Hard and emotional, to be exact.
Chuck Derr, the brother of Amy’s husband, Randy, passed away on Dec. 13 from his battle with cancer. At the time, the Lady Warriors had started the season with a 3-1 record. But Chuck’s condition had been weighing heavily on the Derrs’ minds since receiving bad news about his chemotherapy in October.
Given the close-knit relationship of the two families, the news hit particularly hard. Chuck was the bone marrow donor for Randy, a cancer survivor for 15 years.
“Randy and him are obviously very, very close and even though (Chuck’s) family is from Ohio, we vacationed with them all these years,” Derr said. “The cousins are close … This is all happening right prior to the season, during the season and then the aftermath after. Really, I lost my mom and dad and now my brother-in-law all within like a five-year period.”
Amy and her daughter Rylee, a sophomore star for the Lady Warriors, missed the team’s game against Lebanon on Dec. 17 while traveling with family to Ohio for the funeral. Even after returning to Lititz, life wasn’t easy.
“I tried to mask it as well as I could during the season, but I was really struggling,” Derr said.
When the Warwick girls completed a season in which they finished 6-16, Amy sat down with Randy and her sister-in-law, Renee Derr, to discuss the future. Renee and her daughter Katie &tstr; who is graduating from Ohio University this spring &tstr; are currently preparing to move to Florida to be near family. And knowing the time commitment involved with coaching, including off-season responsibilities, and wanting to be available to offer support, Derr felt called to step aside.

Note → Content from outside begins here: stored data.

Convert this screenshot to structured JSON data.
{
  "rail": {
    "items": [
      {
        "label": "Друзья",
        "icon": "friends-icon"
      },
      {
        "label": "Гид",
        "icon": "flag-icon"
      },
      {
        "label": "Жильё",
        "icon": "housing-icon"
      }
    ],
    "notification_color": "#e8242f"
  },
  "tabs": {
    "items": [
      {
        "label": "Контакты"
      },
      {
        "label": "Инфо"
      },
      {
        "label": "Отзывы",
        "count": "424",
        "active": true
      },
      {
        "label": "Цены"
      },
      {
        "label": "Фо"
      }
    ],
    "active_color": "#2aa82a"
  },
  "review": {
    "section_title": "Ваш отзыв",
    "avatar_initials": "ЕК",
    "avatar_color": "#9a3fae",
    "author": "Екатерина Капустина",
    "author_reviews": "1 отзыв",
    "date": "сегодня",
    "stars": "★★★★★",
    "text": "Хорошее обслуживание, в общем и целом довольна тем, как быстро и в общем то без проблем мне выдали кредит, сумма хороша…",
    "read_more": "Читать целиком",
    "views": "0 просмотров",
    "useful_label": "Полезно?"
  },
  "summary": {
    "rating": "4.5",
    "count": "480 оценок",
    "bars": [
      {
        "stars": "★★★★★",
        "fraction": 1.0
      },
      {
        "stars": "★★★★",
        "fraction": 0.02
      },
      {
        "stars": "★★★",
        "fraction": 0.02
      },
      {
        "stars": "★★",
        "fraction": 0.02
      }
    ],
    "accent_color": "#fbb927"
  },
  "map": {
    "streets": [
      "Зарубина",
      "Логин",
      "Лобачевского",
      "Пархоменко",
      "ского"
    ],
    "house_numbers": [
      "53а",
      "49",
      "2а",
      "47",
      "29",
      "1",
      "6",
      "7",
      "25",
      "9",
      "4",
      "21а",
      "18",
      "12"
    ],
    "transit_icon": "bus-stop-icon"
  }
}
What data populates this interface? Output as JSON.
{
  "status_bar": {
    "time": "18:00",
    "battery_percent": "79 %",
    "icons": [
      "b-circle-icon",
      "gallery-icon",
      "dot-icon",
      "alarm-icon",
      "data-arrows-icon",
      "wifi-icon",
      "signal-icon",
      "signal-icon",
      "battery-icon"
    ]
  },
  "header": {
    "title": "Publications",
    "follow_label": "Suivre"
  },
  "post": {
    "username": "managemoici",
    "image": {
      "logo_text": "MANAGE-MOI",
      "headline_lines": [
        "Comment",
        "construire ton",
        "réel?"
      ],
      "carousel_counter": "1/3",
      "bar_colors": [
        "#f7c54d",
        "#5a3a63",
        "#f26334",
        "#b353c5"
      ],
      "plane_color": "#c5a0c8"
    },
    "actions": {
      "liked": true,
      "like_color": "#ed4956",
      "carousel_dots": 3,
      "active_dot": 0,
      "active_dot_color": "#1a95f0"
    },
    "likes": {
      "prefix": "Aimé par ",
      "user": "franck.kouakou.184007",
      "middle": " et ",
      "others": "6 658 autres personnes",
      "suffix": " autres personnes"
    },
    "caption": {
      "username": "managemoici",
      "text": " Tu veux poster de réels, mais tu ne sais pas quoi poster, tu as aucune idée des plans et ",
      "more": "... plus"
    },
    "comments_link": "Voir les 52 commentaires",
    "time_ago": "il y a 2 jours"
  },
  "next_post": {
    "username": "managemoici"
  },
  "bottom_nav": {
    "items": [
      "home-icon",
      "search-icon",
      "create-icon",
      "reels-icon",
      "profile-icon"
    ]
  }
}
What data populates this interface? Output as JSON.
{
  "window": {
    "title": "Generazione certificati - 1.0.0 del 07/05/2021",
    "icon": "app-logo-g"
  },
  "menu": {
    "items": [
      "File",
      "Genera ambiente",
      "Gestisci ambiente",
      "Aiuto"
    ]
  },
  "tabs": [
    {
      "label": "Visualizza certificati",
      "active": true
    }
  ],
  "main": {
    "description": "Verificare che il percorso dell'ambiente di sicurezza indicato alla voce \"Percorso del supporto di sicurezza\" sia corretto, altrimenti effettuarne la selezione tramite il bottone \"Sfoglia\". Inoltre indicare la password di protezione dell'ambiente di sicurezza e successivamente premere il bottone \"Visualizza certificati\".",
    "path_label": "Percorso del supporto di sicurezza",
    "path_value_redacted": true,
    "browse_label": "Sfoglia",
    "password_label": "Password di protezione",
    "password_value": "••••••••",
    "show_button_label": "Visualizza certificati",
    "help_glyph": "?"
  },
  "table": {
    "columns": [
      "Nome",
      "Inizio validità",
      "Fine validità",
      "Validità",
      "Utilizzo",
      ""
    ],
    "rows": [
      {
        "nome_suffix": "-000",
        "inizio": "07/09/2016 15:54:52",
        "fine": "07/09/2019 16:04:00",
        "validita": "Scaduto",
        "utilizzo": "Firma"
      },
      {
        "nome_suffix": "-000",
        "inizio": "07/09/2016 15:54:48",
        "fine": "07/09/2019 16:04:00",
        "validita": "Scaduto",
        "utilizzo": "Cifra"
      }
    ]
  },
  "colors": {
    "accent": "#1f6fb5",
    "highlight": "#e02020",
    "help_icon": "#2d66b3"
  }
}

“(Renee) just said to me, ‘Hey, do you want to go to Florida with me? Can you take a personal day or something? I guess I’m just to a point in my life where I’m ready to take that time when I need to, especially when it involves family,” said Derr, who finished 37-74 in five years as Warwick’s coach, including leading the Lady Warriors to the District Three Quad-A playoffs in 2012-13. “I’ll miss it, but I know that I’ll still be a part of it because I’ll still be going to all the games. I’ve coached my kids and I haven’t coached my kids, so I’ve been in both (situations). We’ll still be the supportive parents there watching our kids play &tstr; just in a different capacity. I’m not running the show anymore.”

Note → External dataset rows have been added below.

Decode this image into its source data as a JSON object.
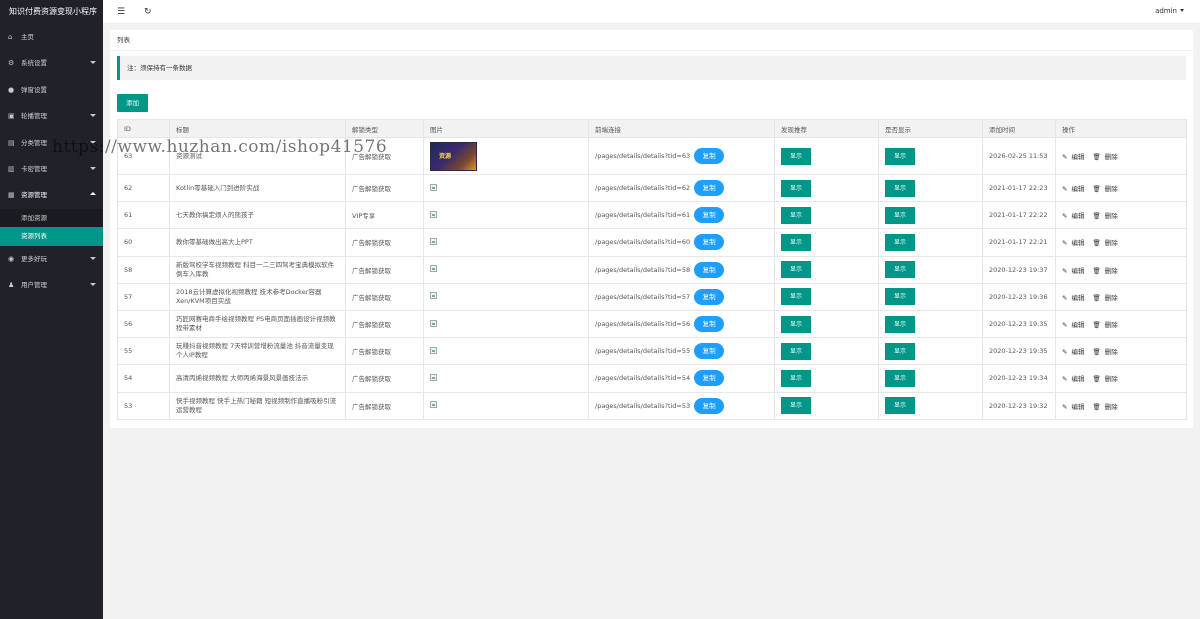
{
  "brand": "知识付费资源变现小程序",
  "sidebar": {
    "items": [
      {
        "label": "主页",
        "icon": "home-icon",
        "glyph": "⌂"
      },
      {
        "label": "系统设置",
        "icon": "gear-icon",
        "glyph": "⚙"
      },
      {
        "label": "弹窗设置",
        "icon": "dot-icon",
        "glyph": "●"
      },
      {
        "label": "轮播管理",
        "icon": "carousel-icon",
        "glyph": "▣"
      },
      {
        "label": "分类管理",
        "icon": "category-icon",
        "glyph": "▤"
      },
      {
        "label": "卡密管理",
        "icon": "card-icon",
        "glyph": "▥"
      },
      {
        "label": "资源管理",
        "icon": "resource-icon",
        "glyph": "▦"
      },
      {
        "label": "更多好玩",
        "icon": "play-icon",
        "glyph": "◉"
      },
      {
        "label": "用户管理",
        "icon": "user-icon",
        "glyph": "♟"
      }
    ],
    "sub_items": [
      {
        "label": "添加资源"
      },
      {
        "label": "资源列表"
      }
    ]
  },
  "header": {
    "user": "admin"
  },
  "card": {
    "title": "列表",
    "notice": "注：须保持有一条数据",
    "add_label": "添加"
  },
  "table": {
    "columns": [
      "ID",
      "标题",
      "解锁类型",
      "图片",
      "前端连接",
      "发现推荐",
      "是否显示",
      "添加时间",
      "操作"
    ],
    "copy_label": "复制",
    "show_label": "显示",
    "edit_label": "编辑",
    "delete_label": "删除",
    "thumb_text": "资源",
    "rows": [
      {
        "id": "63",
        "title": "资源测试",
        "unlock": "广告解锁获取",
        "link": "/pages/details/details?tid=63",
        "time": "2026-02-25 11:53"
      },
      {
        "id": "62",
        "title": "Kotlin零基础入门到进阶实战",
        "unlock": "广告解锁获取",
        "link": "/pages/details/details?tid=62",
        "time": "2021-01-17 22:23"
      },
      {
        "id": "61",
        "title": "七天教你搞定烦人的熊孩子",
        "unlock": "VIP专享",
        "link": "/pages/details/details?tid=61",
        "time": "2021-01-17 22:22"
      },
      {
        "id": "60",
        "title": "教你零基础做出高大上PPT",
        "unlock": "广告解锁获取",
        "link": "/pages/details/details?tid=60",
        "time": "2021-01-17 22:21"
      },
      {
        "id": "58",
        "title": "新版驾校学车视频教程 科目一二三四驾考宝典模拟软件倒车入库教",
        "unlock": "广告解锁获取",
        "link": "/pages/details/details?tid=58",
        "time": "2020-12-23 19:37"
      },
      {
        "id": "57",
        "title": "2018云计算虚拟化视频教程 技术参考Docker容器Xen/KVM项目实战",
        "unlock": "广告解锁获取",
        "link": "/pages/details/details?tid=57",
        "time": "2020-12-23 19:36"
      },
      {
        "id": "56",
        "title": "巧匠网赛电商手绘视频教程 PS电商页面插画设计视频教程带素材",
        "unlock": "广告解锁获取",
        "link": "/pages/details/details?tid=56",
        "time": "2020-12-23 19:35"
      },
      {
        "id": "55",
        "title": "玩赚抖音视频教程 7天特训营增粉流量池 抖音流量变现个人IP教程",
        "unlock": "广告解锁获取",
        "link": "/pages/details/details?tid=55",
        "time": "2020-12-23 19:35"
      },
      {
        "id": "54",
        "title": "高清丙烯视频教程 大师丙烯海景风景画技法示",
        "unlock": "广告解锁获取",
        "link": "/pages/details/details?tid=54",
        "time": "2020-12-23 19:34"
      },
      {
        "id": "53",
        "title": "快手视频教程 快手上热门秘籍 短视频制作直播吸粉引流运营教程",
        "unlock": "广告解锁获取",
        "link": "/pages/details/details?tid=53",
        "time": "2020-12-23 19:32"
      }
    ]
  },
  "watermark": "https://www.huzhan.com/ishop41576"
}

Shortly after the season finale, Derr informed her players and coaches that she was contemplating an exit. While meeting with them last week, she made it official.

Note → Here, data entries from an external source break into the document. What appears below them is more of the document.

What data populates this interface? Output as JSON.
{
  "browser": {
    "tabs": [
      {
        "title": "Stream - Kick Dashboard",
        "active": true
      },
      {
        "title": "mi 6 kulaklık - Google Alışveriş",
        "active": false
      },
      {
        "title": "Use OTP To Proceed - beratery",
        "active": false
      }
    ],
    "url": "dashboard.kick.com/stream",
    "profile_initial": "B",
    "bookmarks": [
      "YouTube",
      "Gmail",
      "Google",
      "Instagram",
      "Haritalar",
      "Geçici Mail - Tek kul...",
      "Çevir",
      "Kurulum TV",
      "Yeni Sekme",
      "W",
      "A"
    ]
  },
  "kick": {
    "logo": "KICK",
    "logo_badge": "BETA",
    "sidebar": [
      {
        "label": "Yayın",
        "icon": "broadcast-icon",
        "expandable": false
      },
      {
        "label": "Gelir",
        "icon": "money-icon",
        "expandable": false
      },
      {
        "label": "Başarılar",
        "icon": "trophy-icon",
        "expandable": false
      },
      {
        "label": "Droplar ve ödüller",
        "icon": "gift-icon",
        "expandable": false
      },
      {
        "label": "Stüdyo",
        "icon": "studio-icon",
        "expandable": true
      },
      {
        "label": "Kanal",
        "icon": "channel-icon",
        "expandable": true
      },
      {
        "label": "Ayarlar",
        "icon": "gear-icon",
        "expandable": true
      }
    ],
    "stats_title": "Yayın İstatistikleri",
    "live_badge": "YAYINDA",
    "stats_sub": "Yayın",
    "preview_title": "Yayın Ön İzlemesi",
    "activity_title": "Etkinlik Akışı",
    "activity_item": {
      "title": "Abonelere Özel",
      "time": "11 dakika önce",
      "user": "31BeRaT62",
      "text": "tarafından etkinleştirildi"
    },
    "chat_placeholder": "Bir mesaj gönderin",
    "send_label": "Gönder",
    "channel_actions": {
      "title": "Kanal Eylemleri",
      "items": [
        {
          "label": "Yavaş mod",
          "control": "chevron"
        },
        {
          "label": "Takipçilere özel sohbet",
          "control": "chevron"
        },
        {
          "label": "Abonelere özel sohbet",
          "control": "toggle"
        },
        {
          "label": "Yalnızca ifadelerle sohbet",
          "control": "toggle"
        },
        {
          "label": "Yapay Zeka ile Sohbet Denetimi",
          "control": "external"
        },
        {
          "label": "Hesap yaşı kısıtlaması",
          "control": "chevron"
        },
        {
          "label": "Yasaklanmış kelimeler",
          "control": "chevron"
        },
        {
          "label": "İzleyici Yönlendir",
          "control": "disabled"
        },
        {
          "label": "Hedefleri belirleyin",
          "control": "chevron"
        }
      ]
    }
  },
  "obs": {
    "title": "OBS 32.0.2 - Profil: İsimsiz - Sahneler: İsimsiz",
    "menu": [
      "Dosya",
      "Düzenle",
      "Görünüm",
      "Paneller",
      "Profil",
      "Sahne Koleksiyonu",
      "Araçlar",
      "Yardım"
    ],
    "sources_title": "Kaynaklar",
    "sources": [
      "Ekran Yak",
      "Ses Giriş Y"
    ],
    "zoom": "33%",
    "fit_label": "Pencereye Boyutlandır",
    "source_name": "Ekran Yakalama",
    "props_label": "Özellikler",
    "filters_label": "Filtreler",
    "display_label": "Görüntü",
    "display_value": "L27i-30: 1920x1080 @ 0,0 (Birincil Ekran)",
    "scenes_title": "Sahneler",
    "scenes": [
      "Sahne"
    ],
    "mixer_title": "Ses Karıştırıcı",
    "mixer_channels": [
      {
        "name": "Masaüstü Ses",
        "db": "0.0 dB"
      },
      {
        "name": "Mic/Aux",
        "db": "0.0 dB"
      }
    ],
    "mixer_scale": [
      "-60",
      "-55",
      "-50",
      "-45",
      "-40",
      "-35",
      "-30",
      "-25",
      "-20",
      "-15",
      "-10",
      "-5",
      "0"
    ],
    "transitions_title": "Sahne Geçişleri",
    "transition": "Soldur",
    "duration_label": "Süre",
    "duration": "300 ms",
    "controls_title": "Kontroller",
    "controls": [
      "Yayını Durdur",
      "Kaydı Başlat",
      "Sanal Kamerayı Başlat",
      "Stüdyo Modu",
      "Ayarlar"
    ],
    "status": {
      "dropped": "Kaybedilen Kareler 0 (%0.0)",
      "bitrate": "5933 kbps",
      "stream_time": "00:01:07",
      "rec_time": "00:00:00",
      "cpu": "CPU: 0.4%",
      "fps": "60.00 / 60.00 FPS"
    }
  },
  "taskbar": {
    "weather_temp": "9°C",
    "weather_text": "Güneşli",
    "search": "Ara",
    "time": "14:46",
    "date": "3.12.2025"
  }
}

“I had told them that I’m really at a crossroads in my life right now,” Derr said. “I won’t lie. I was struggling. It’s very depressing when you lose someone close.”
Prior to resigning, Derr wanted to make sure that she scheduled open gyms and secured the facility for elementary camp over the summer. She is also willing to help in any way to make the transition a smooth one, not only with the staff now as they keep things running but when the new coach is hired.
“I didn’t want to let anybody down. Of course, you never want to let anybody down,” Derr said. “But I told the girls that it’s a personal decision. It’s nothing negative about them in any way, shape or form. It’s all about what I need to do in my life at this time.”
Coaching has been a big part of Derr’s life since graduating from college, where she played basketball. She coached hoops for the Lebanon junior high girls and softball in the WYGSA.
But at this point, she doesn’t foresee a return to the sidelines.
“I don’t think so,” said Derr, a social studies teacher at Warwick High School. “I always will want to be a great teacher and I’ll always love sports and I’ll always be behind the kids (Samantha, Madison and Rylee) and my kids’ friends. It’s just at a different level. Coaching is always that second full-time job during the season and I guess I’m ready to walk away from it. I’m ready to just enjoy my time with Rylee in the capacity of I’m still her mom and I’ll still be a fan of the game and I’ll still be there for the kids and supporting the parents club. The parents have been great over the years. I want to leave on good terms with the kids, with the staff, with everybody.”